Wednesday, February 6, 2019

Does anybody think a 14-candidate forum works – except to create chaos?

I’m usually of the sort when it comes to candidate forums and debates that it’s wrong to think in terms of fringe candidates and paring down the field to only certain political aspirants.
Can we 'decide' amongst mayoral candidates if we don't see them side by side? Or would such a forum be little more than political chaos?
If a candidate manages to get a spot on a ballot and will be an option come Election Day, I say its downright reckless to try to exclude them. People have a right to know exactly who the ding-dongs are whose names are before them when they make choices for political office.

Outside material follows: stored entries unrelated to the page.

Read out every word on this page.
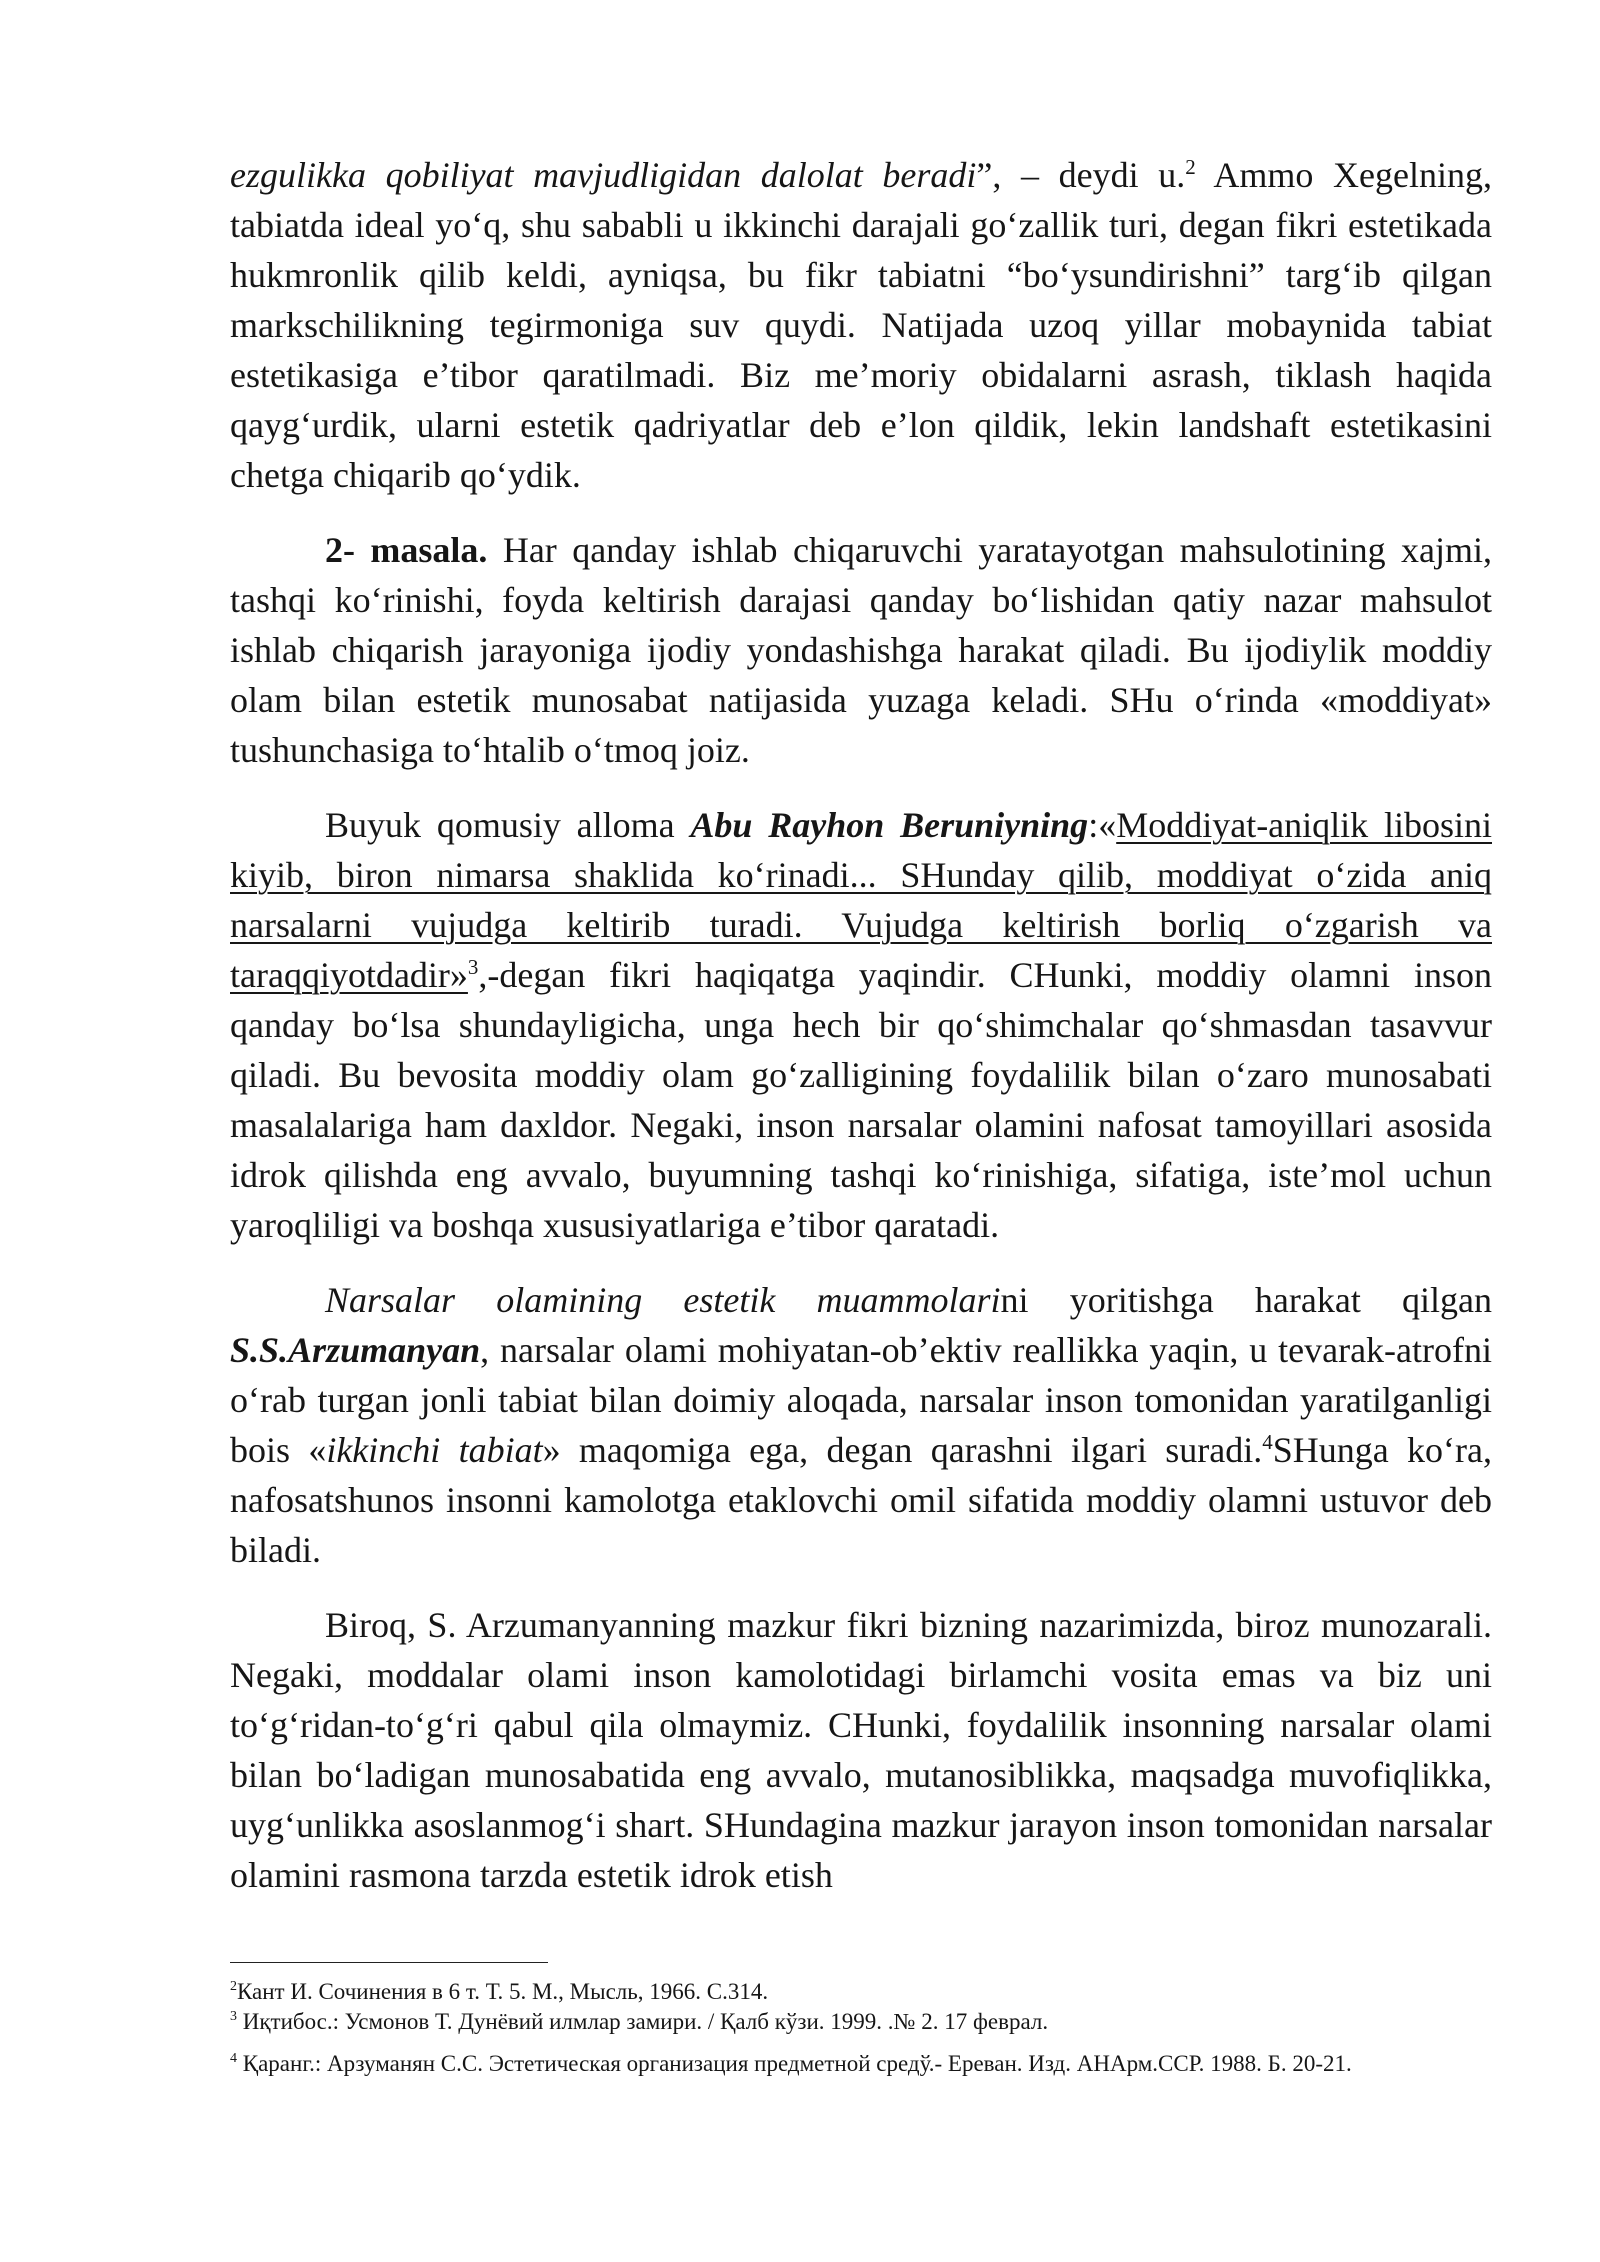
ezgulikka qobiliyat mavjudligidan dalolat beradi”, – deydi u.$^2$ Ammo Xegelning, tabiatda ideal yo‘q, shu sababli u ikkinchi darajali go‘zallik turi, degan fikri estetikada hukmronlik qilib keldi, ayniqsa, bu fikr tabiatni “bo‘ysundirishni” targ‘ib qilgan markschilikning tegirmoniga suv quydi. Natijada uzoq yillar mobaynida tabiat estetikasiga e’tibor qaratilmadi. Biz me’moriy obidalarni asrash, tiklash haqida qayg‘urdik, ularni estetik qadriyatlar deb e’lon qildik, lekin landshaft estetikasini chetga chiqarib qo‘ydik.

2- masala. Har qanday ishlab chiqaruvchi yaratayotgan mahsulotining xajmi, tashqi ko‘rinishi, foyda keltirish darajasi qanday bo‘lishidan qatiy nazar mahsulot ishlab chiqarish jarayoniga ijodiy yondashishga harakat qiladi. Bu ijodiylik moddiy olam bilan estetik munosabat natijasida yuzaga keladi. SHu o‘rinda «moddiyat» tushunchasiga to‘htalib o‘tmoq joiz.

Buyuk qomusiy alloma Abu Rayhon Beruniyning:«Moddiyat-aniqlik libosini kiyib, biron nimarsa shaklida ko‘rinadi... SHunday qilib, moddiyat o‘zida aniq narsalarni vujudga keltirib turadi. Vujudga keltirish borliq o‘zgarish va taraqqiyotdadir»$^3$,-degan fikri haqiqatga yaqindir. CHunki, moddiy olamni inson qanday bo‘lsa shundayligicha, unga hech bir qo‘shimchalar qo‘shmasdan tasavvur qiladi. Bu bevosita moddiy olam go‘zalligining foydalilik bilan o‘zaro munosabati masalalariga ham daxldor. Negaki, inson narsalar olamini nafosat tamoyillari asosida idrok qilishda eng avvalo, buyumning tashqi ko‘rinishiga, sifatiga, iste’mol uchun yaroqliligi va boshqa xususiyatlariga e’tibor qaratadi.

Narsalar olamining estetik muammolarini yoritishga harakat qilgan S.S.Arzumanyan, narsalar olami mohiyatan-ob’ektiv reallikka yaqin, u tevarak-atrofni o‘rab turgan jonli tabiat bilan doimiy aloqada, narsalar inson tomonidan yaratilganligi bois «ikkinchi tabiat» maqomiga ega, degan qarashni ilgari suradi.$^4$SHunga ko‘ra, nafosatshunos insonni kamolotga etaklovchi omil sifatida moddiy olamni ustuvor deb biladi.

Biroq, S. Arzumanyanning mazkur fikri bizning nazarimizda, biroz munozarali. Negaki, moddalar olami inson kamolotidagi birlamchi vosita emas va biz uni to‘g‘ridan-to‘g‘ri qabul qila olmaymiz. CHunki, foydalilik insonning narsalar olami bilan bo‘ladigan munosabatida eng avvalo, mutanosiblikka, maqsadga muvofiqlikka, uyg‘unlikka asoslanmog‘i shart. SHundagina mazkur jarayon inson tomonidan narsalar olamini rasmona tarzda estetik idrok etish

$^2$Кант И. Сочинения в 6 т. Т. 5. М., Мысль, 1966. С.314.

$^3$ Иқтибос.: Усмонов Т. Дунёвий илмлар замири. / Қалб кўзи. 1999. .№ 2. 17 феврал.

$^4$ Қаранг.: Арзуманян С.С. Эстетическая организация предметной средў.- Ереван. Изд. АНАрм.ССР. 1988. Б. 20-21.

BUT I HAVE to admit; that viewpoint of mine is being tested by the upcoming election cycle for Chicago municipal government – particularly for that of mayor.

I’m talking about the cycle that’s going to ask voters to pick from amongst 14 candidates who managed to make it past the Chicago Board of Election Commissioners’ process for putting together the Feb. 26 ballot.

WFLD-TV (as in Channel 32) is planning a pair of candidate forums they will televise, come Thursday and Friday.

The Thursday program will feature the campaigns of Toni Preckwinkle, Susana Mendoza, Gery Chico, Bill Daley and Willie Wilson. Friday’s forum will be for everybody else – as in the candidates who are not considered as having as strong of support as the Big Five.

OR, AS CANDIDATE Paul Vallas put it, “we get invited to the children’s table.”

It doesn’t surprise me that judgment calls are being made as to which of the 14 candidates ought to be taken seriously and are worthy of news coverage. It would be kind of ridiculous to equate former Alderman Robert Fioretti’s mayoral campaign with that of Preckwinkle.

But it also means feelings are being hurt by the candidates who are finding out they’re not going to be taken as seriously as the Big Five! Both Vallas and Amara Enyia both complained publicly about their exclusion, with Enyia taking the stance that this is the political establishment trying to pre-determine the Election Day outcome. She’d even be correct in saying that the polls showing the Big Five in the lead actually show no one has a ridiculously-large lead and the “children’s table” candidates aren’t that far behind the leaders.
It almost seems like everybody wants to work out of the Fifth Floor office at City Hall for the next four years
Of course, she’s also getting hammered these days by the Chicago Tribune for the moments of ineptitude she has had in her personal finances and in government posts she has held in the suburbs.

IF ANYTHING, IT would be interesting to have a candidate forum of sorts so that we could see Enyia side-by-side with the bigger names so we could see for ourselves just how much she is lacking by comparison. Although I expect the kind of people who back her because she has a rap music star on her side will not care much.

But I’m not optimistic that such a forum could occur.

Mostly because I don’t have a clue how you’d stage such an event. How could you have a credible debate program with 14 people each trying to respond to each other, and come up with smart-aleck retorts to each other’s insults?
Is this the inevitable outcome … 

When you consider that a debate is likely to be an hour-long event – at most – trying to include everybody would most likely result in everybody getting one question. There wouldn’t be enough time to ask anything more and expect everybody to answer.

AND BEFORE YOU say the forum could be lengthened, I’d retort that, “You’ve got to be kidding me!” Trying to stage several hours of political blather (which is what many political debates devolve into) would insure that nobody sits through and sees the whole thing.
… for an April 2 run-off election?

The tedium would cause so many channels to be changed in mid-debate.

It might well be that this freak-show of an election cycle with so many candidates is just the type of thing that makes for bad television. It certainly wouldn’t be possible to do much of a debate – no matter how much political people try to follow the usual conventions to do so.

Unless you’re really that eager to see and hear La Shawn Ford and Jeremiah Joyce exchange retorts, while Daley sighs at the sight of other people trying to seek the political post that certain types of Chicagoans may regard as his birthright.